I implemented this MVCNN architecture in PyTorch and used a ResNet34 Base for the CNN1. After an Average View Pooling layer, I added a block on top, consisting of a series of Dense layers and Dropout regularization which I call the Classifier Block. For training, I initially fixed the base CNN1 and only trained the Classifier Block: this is typically called feature extraction in transfer learning. Then, I unfroze all the weights in the entire network, reduced the learning rate to a very low value, and trained the whole MVCNN end-to-end: this is referred to as fine-tuning in transfer learning. Ultimately, my weighted accuracy was hitting the 98% mark … pretty impressive, huh? Not so much actually. Aside from the weird performance metric and class imbalance, high scores should be expected because this task is arguably not very challenging for machine learning.

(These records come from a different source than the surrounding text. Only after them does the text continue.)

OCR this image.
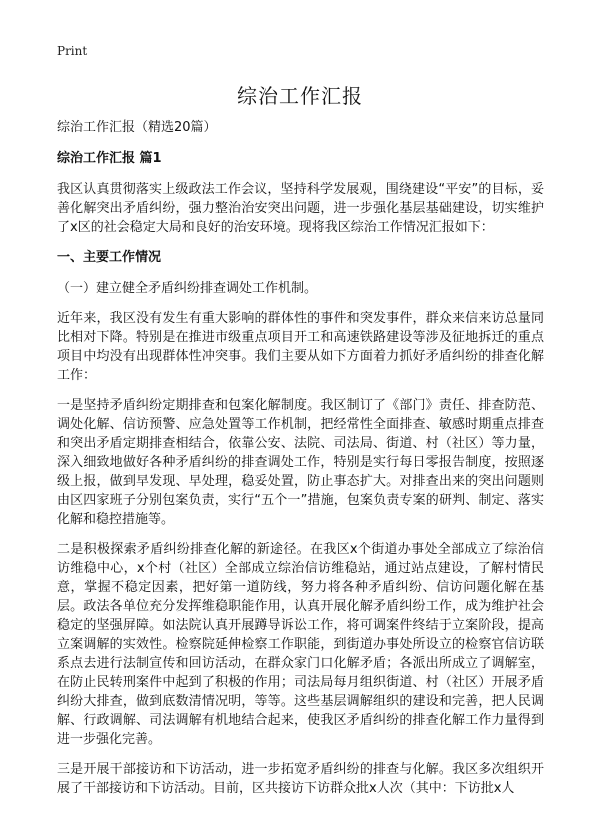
Print
综治工作汇报

综治工作汇报（精选20篇）

综治工作汇报 篇1

我区认真贯彻落实上级政法工作会议，坚持科学发展观，围绕建设“平安”的目标，妥善化解突出矛盾纠纷，强力整治治安突出问题，进一步强化基层基础建设，切实维护了x区的社会稳定大局和良好的治安环境。现将我区综治工作情况汇报如下：

一、主要工作情况

（一）建立健全矛盾纠纷排查调处工作机制。

近年来，我区没有发生有重大影响的群体性的事件和突发事件，群众来信来访总量同比相对下降。特别是在推进市级重点项目开工和高速铁路建设等涉及征地拆迁的重点项目中均没有出现群体性冲突事。我们主要从如下方面着力抓好矛盾纠纷的排查化解工作：

一是坚持矛盾纠纷定期排查和包案化解制度。我区制订了《部门》责任、排查防范、调处化解、信访预警、应急处置等工作机制，把经常性全面排查、敏感时期重点排查和突出矛盾定期排查相结合，依靠公安、法院、司法局、街道、村（社区）等力量，深入细致地做好各种矛盾纠纷的排查调处工作，特别是实行每日零报告制度，按照逐级上报，做到早发现、早处理，稳妥处置，防止事态扩大。对排查出来的突出问题则由区四家班子分别包案负责，实行“五个一”措施，包案负责专案的研判、制定、落实化解和稳控措施等。

二是积极探索矛盾纠纷排查化解的新途径。在我区x个街道办事处全部成立了综治信访维稳中心，x个村（社区）全部成立综治信访维稳站，通过站点建设，了解村情民意，掌握不稳定因素，把好第一道防线，努力将各种矛盾纠纷、信访问题化解在基层。政法各单位充分发挥维稳职能作用，认真开展化解矛盾纠纷工作，成为维护社会稳定的坚强屏障。如法院认真开展蹲导诉讼工作，将可调案件终结于立案阶段，提高立案调解的实效性。检察院延伸检察工作职能，到街道办事处所设立的检察官信访联系点去进行法制宣传和回访活动，在群众家门口化解矛盾；各派出所成立了调解室，在防止民转刑案件中起到了积极的作用；司法局每月组织街道、村（社区）开展矛盾纠纷大排查，做到底数清情况明，等等。这些基层调解组织的建设和完善，把人民调解、行政调解、司法调解有机地结合起来，使我区矛盾纠纷的排查化解工作力量得到进一步强化完善。

三是开展干部接访和下访活动，进一步拓宽矛盾纠纷的排查与化解。我区多次组织开展了干部接访和下访活动。目前，区共接访下访群众批x人次（其中：下访批x人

Yeah, yeah I know you’re probably here just for the code, and I’m happy to oblige! You will find everything you need in this github repo: code. The notebook is well commented, but unfortunately, I cannot share the data. If you’re keen on experimenting with the techniques proposed here, and you don’t have a proper dataset, think of using the benchmark for multi-view image classification: ModelNet40. If you’re more interested in the first approach, any normal image classification dataset would do.

That’s it for me folks, I hope you learned a thing or two. Don’t hesitate to come back if you enjoyed the content, I’ll be pushing more articles soon.

Until then, sayonara ~

References

[1] Su, Hang, et al. “Multi-view convolutional neural networks for 3d shape recognition.” Proceedings of the IEEE international conference on computer vision. 2015.